“老公,新年快乐。”“新年快乐,老婆。”电话那头,江驰的声音温柔得能掐出水,
背景里却传来一声稚嫩的童音。“爸爸,你什么时候回来呀?妈妈和我都饿了。
”我握着手机,愣在原地。我们结婚五年,只有一个女儿。这个喊他爸爸的男孩,是谁?
1除夕夜,万家灯火。我叫许念,此刻正站在自家别墅的落地窗前,看着外面飘落的雪花。
餐桌上摆满了丰盛的年夜饭,都是江驰爱吃的菜,已经热过一遍,现在又渐渐冷了。
女儿糖糖趴在沙发上,已经等得睡着了。墙上的挂钟,时针已经指向了九点。江驰还没回来。
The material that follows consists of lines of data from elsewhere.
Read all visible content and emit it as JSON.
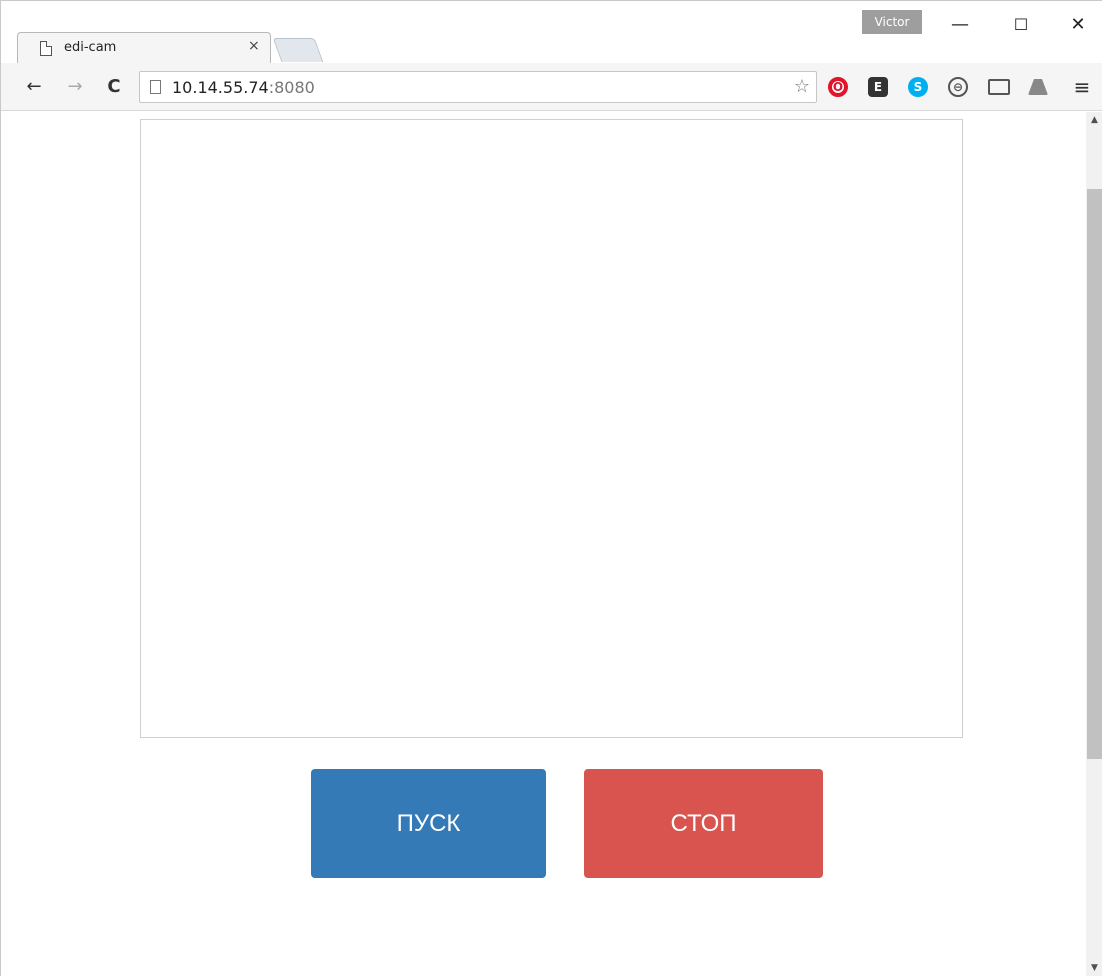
{
  "window": {
    "profile_name": "Victor",
    "minimize_glyph": "—",
    "maximize_glyph": "☐",
    "close_glyph": "✕"
  },
  "tab": {
    "title": "edi-cam",
    "close_glyph": "×"
  },
  "toolbar": {
    "back_glyph": "←",
    "forward_glyph": "→",
    "reload_glyph": "C",
    "url_host": "10.14.55.74",
    "url_port": ":8080",
    "bookmark_glyph": "☆",
    "menu_glyph": "≡"
  },
  "extensions": {
    "opera": "O",
    "evernote": "E",
    "skype": "S",
    "sync": "⊖"
  },
  "page": {
    "start_label": "ПУСК",
    "stop_label": "СТОП"
  },
  "colors": {
    "start_button": "#337ab7",
    "stop_button": "#d9534f"
  },
  "scrollbar": {
    "up_glyph": "▲",
    "down_glyph": "▼"
  }
}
他说公司临时有紧急会议,一个很重要的项目出了问题,必须他亲自处理。我信了。
结婚五年,他一直是同事眼中的拼命三郎,我心中的完美丈夫。手机屏幕亮起,
是江驰的视频电话。我立刻接通,屏幕里出现他英俊却略带疲惫的脸。“老婆,对不起,
会议刚结束,我马上就回来。”他的声音里满是歉意。我压下心里的失落,
努力挤出一个笑容,“没事,工作要紧,我等你。”“老公,新年快乐。”“新年快乐,
老婆。”他的声音温柔得能掐出水,一如既往。可就在这时,视频那头,
一个清脆的童音毫无征兆地插了进来。“爸爸,你什么时候回来呀?妈妈和我都饿了。
”一个男孩的声音。我脸上的笑容瞬间凝固。江驰的脸色也变了,
他慌乱地说了句“我这边还有点事”,就匆匆挂断了视频。客厅里恢复了寂静,
只剩下电视里春晚的热闹声。那声“爸爸”,像一根淬了冰的针,狠狠扎进我的心脏。
我们只有一个女儿,糖糖。这个男孩是谁?那个“妈妈”又是谁?心脏狂跳,
血液仿佛瞬间冻结。一个荒谬又可怕的念头,不受控制地从心底最深处冒了出来。
我冲到玄关,从衣架上拿下江驰早上换下的那件羊绒大衣。我的手抖得厉害,
在大衣的每个口袋里疯狂摸索。什么都没有。难道是我想多了?或许只是他同事家的孩子?
这个念头刚冒出来,就被我自己掐灭了。除夕夜,哪个同事会带着孩子在公司开会?
我的指尖触到了大衣内衬一个坚硬的轮廓。是一个暗袋。我从来不知道这件大衣还有个暗袋。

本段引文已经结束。